Отец Александр нарочито сугубо углубился в поглощение ухи. Иннокентий же Филатыч нагнулся, закряхтел и, купая бороду в ухе, ошаривал под ногами.
– Вот она, окаянная, вот, – шамкал он. – Правильно сказано: «Зубы грешников сокрушу...» Ох, грехи, грехи!.. – Он отвернулся, как тигр, разинул пасть и благополучно вставил челюсть.
– Так вот я и говорю, – продолжал священник. – Какая высокая мудрость, какая глубина понятия у этих дикарей, стоящих на грани человека и животного!..
Отец Александр любил строить свою речь точно, округленно, как по книге. Природный пафос нередко звучал в его словах даже в обычном разговоре. Это давало ему повод считать себя «милостью Божией» оратором, и он гордился своим даром говорить. Он имел привычку засовывать руки в рукава рясы, откидывать прямой свой корпус и щурить на слушателей серые, умные, в рыжеватых ресницах глаза. Со всеми он говорил хотя и искренне, но с чувством явного своего превосходства. В разговоре же с инженером Протасовым – с этим вольтерьянцем, социалистом и безбожником – он всегда робел.
– Вы только представьте: они, эти тунгусы, не желают давать мне свою помощь в руки, чтоб этим не оскорбить меня. Они дают не человеку, а Богу, человек же должен их жертву взять у Бога, чтобы чувствовать благодарность одновременно и к Господу и к человеку. Тонко? – И он обвел всех прищуренными глазами. – Не то у нас, у русских. Вот пойдет священник по приходу с святым крестом, и суют ему бабы пятаки. Ведь больно, ведь стыдно, ведь руку жгут огнем эти деньги! А священник – человек: есть, пить хочет.
– Ну, уж кому-кому, а вам-то, батюшка, жаловаться грех... – простучал зубами Иннокентий Филатыч.
– Я и не жалуюсь, я и не жалуюсь, – смиренно ответил священник и принял на тарелку вторую долю пирога.
– А я знаю, о ком вы скучаете, барышня, – подмигнул Иннокентий Филатыч учительнице.
– О ком же?
– Об Андрее Андреиче, наверно-с, о господине Протасове-с.
Катерина Львовна вспыхнула, пожала плечами и скользом взглянула на хозяйку.
– Нисколько... С чего вы взяли?
– Женишок-с...
Хозяйка тоже чуть покосилась на девушку.
– Не зевайте, барышня! Лучшего супруга не найти! – воскликнул Иннокентий Филатыч с таким ражем и так встряхнул бородатой головой, что верхняя его челюсть снова попыталась выскочить, но он ловко подхватил ее рукой. – Харрош женишок, хорош женишок! – не унимался веселый старец.

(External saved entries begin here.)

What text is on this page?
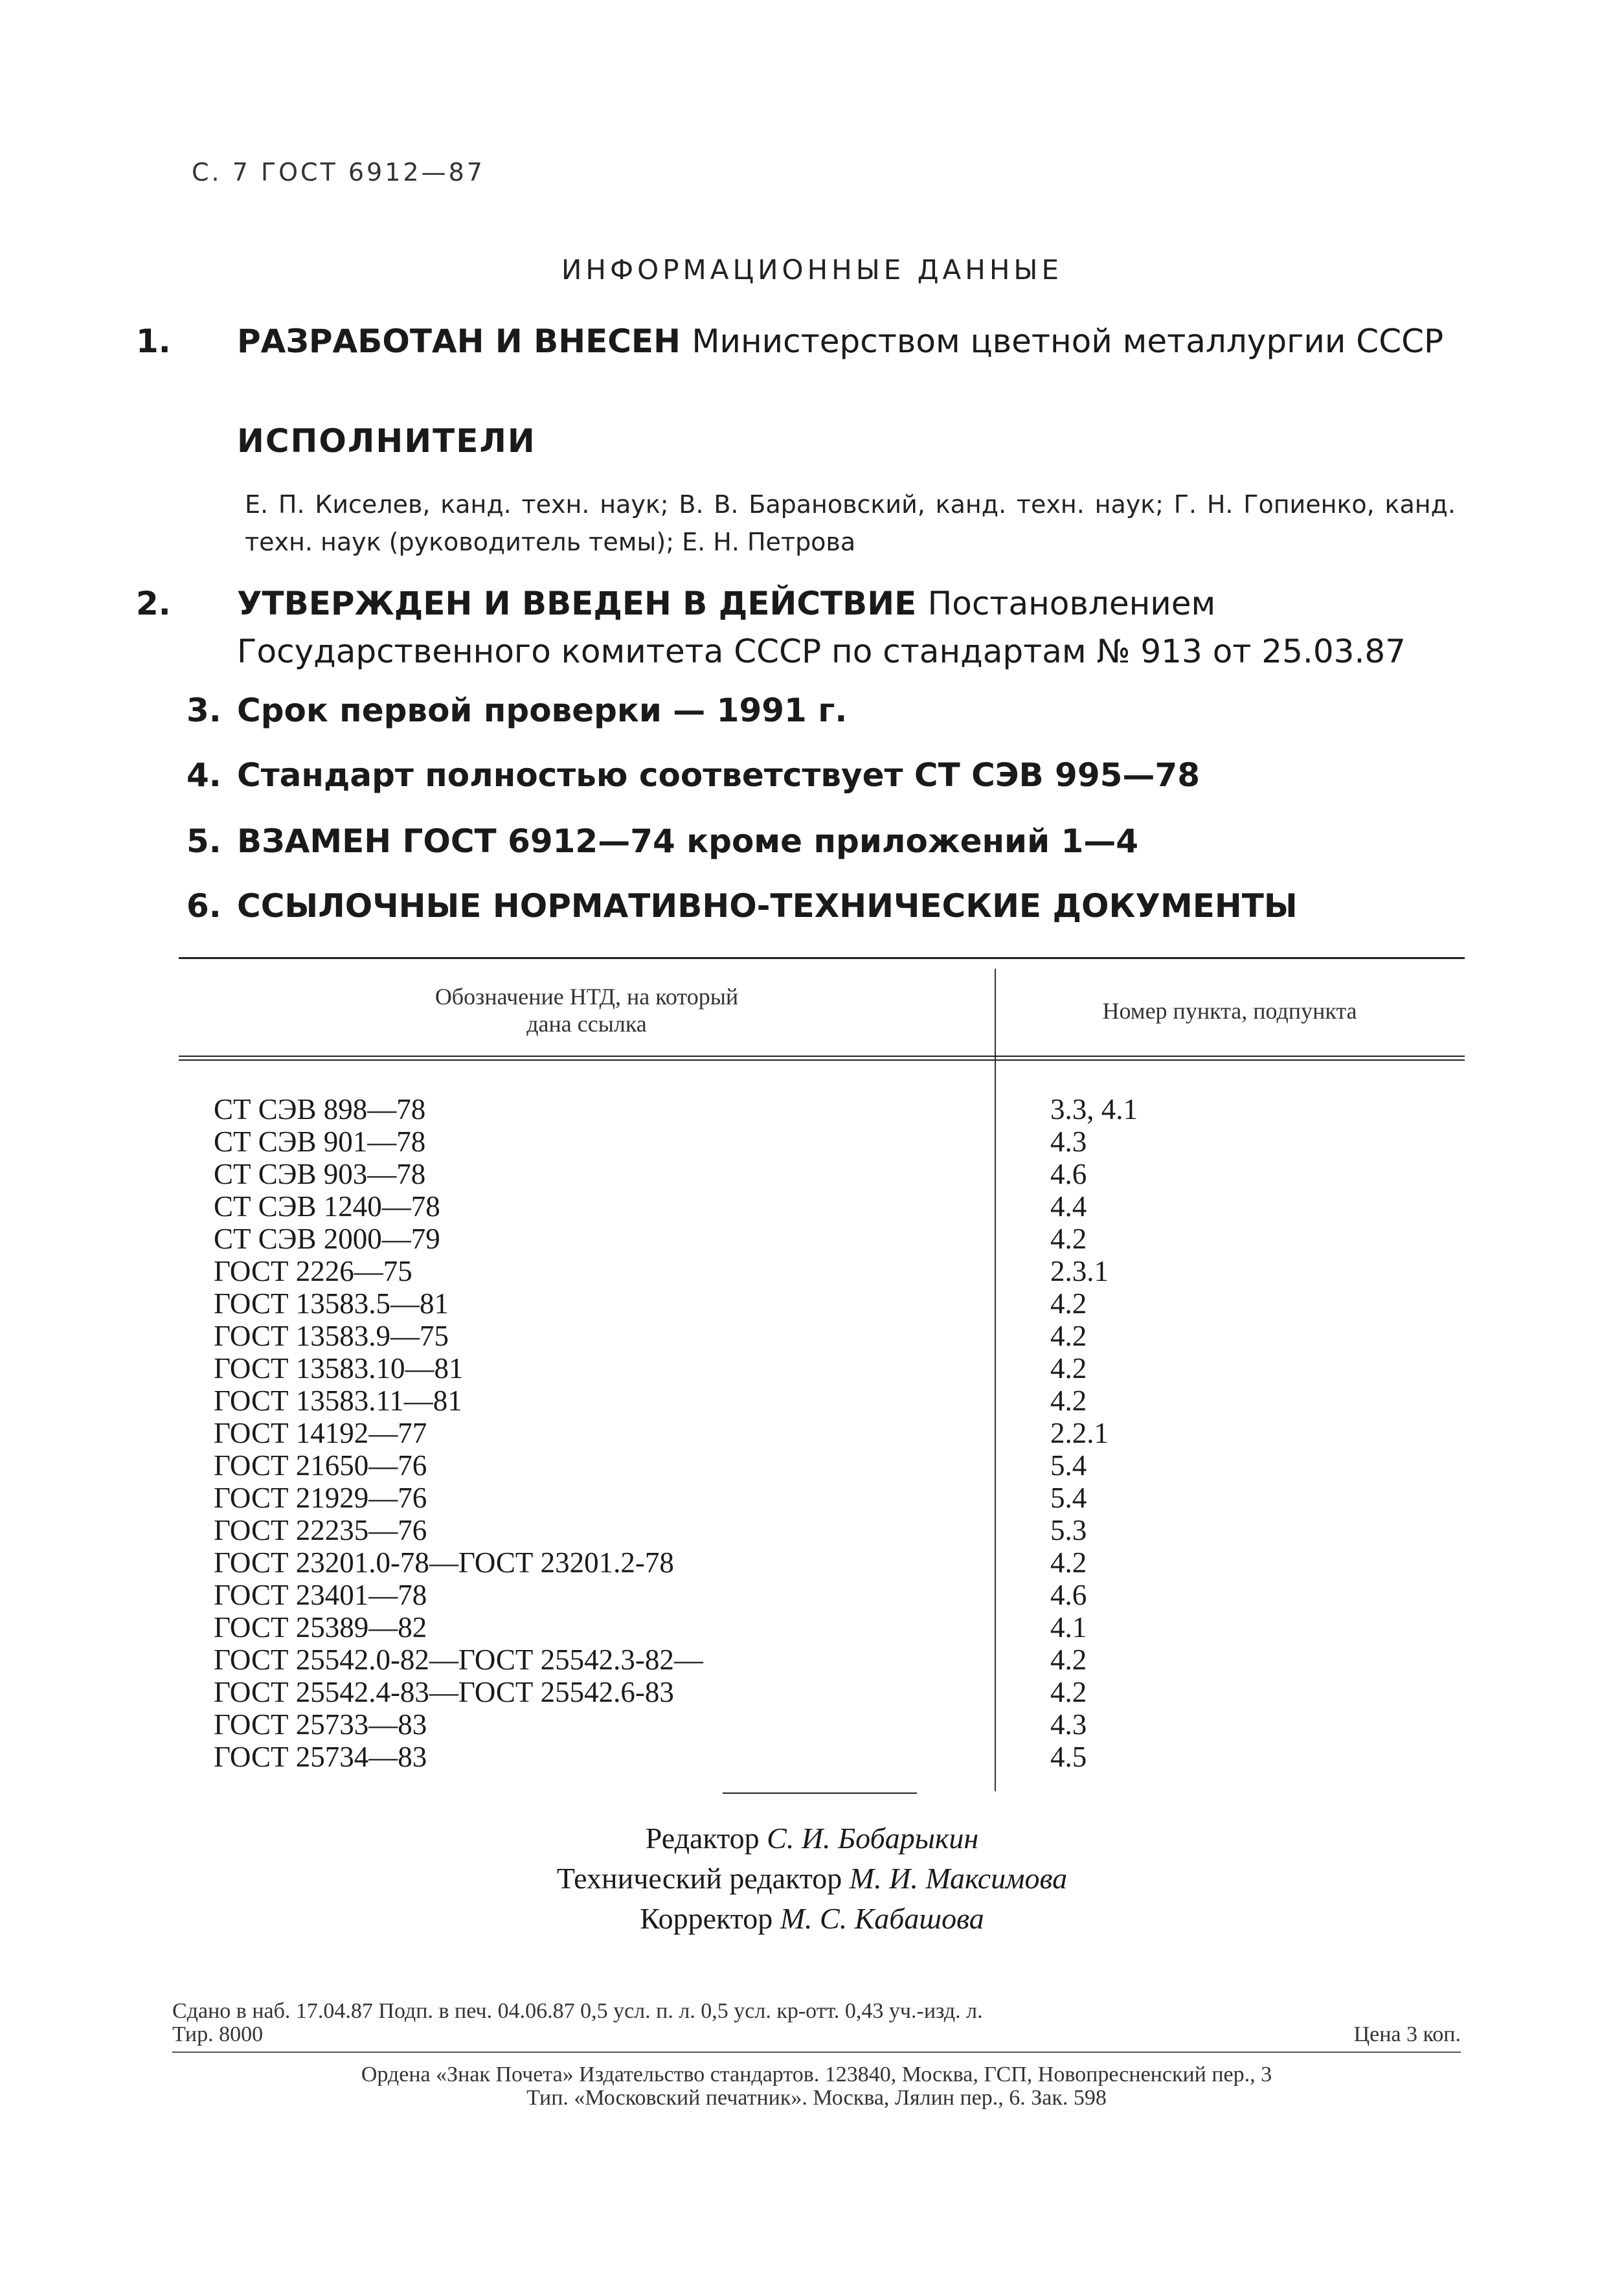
С. 7 ГОСТ 6912—87
ИНФОРМАЦИОННЫЕ ДАННЫЕ
1. РАЗРАБОТАН И ВНЕСЕН Министерством цветной металлургии СССР
ИСПОЛНИТЕЛИ
Е. П. Киселев, канд. техн. наук; В. В. Барановский, канд. техн. наук; Г. Н. Гопиенко, канд. техн. наук (руководитель темы); Е. Н. Петрова
2. УТВЕРЖДЕН И ВВЕДЕН В ДЕЙСТВИЕ Постановлением Государственного комитета СССР по стандартам № 913 от 25.03.87
3. Срок первой проверки — 1991 г.
4. Стандарт полностью соответствует СТ СЭВ 995—78
5. ВЗАМЕН ГОСТ 6912—74 кроме приложений 1—4
6. ССЫЛОЧНЫЕ НОРМАТИВНО-ТЕХНИЧЕСКИЕ ДОКУМЕНТЫ
Обозначение НТД, на который дана ссылка	Номер пункта, подпункта
СТ СЭВ 898—78
СТ СЭВ 901—78
СТ СЭВ 903—78
СТ СЭВ 1240—78
СТ СЭВ 2000—79
ГОСТ 2226—75
ГОСТ 13583.5—81
ГОСТ 13583.9—75
ГОСТ 13583.10—81
ГОСТ 13583.11—81
ГОСТ 14192—77
ГОСТ 21650—76
ГОСТ 21929—76
ГОСТ 22235—76
ГОСТ 23201.0-78—ГОСТ 23201.2-78
ГОСТ 23401—78
ГОСТ 25389—82
ГОСТ 25542.0-82—ГОСТ 25542.3-82—
ГОСТ 25542.4-83—ГОСТ 25542.6-83
ГОСТ 25733—83
ГОСТ 25734—83
3.3, 4.1
4.3
4.6
4.4
4.2
2.3.1
4.2
4.2
4.2
4.2
2.2.1
5.4
5.4
5.3
4.2
4.6
4.1
4.2
4.2
4.3
4.5
Редактор С. И. Бобарыкин
Технический редактор М. И. Максимова
Корректор М. С. Кабашова
Сдано в наб. 17.04.87 Подп. в печ. 04.06.87 0,5 усл. п. л. 0,5 усл. кр-отт. 0,43 уч.-изд. л.
Тир. 8000	Цена 3 коп.
Ордена «Знак Почета» Издательство стандартов. 123840, Москва, ГСП, Новопресненский пер., 3
Тип. «Московский печатник». Москва, Лялин пер., 6. Зак. 598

– Нельзя ли другую тему, – дрогнула голосом хозяйка и резко постучала в тарелку ножом: – Настя, утку!
Отец Александр пристально взглянул в лицо хозяйки. Лицо ее по-прежнему приветливо, как будто и бесстрастно, но в глазах досадная тревога, скорбь. Катерина Львовна почувствовала неловкость, оборвала улыбку; она в смущении глядела вниз, кончики ушей горели.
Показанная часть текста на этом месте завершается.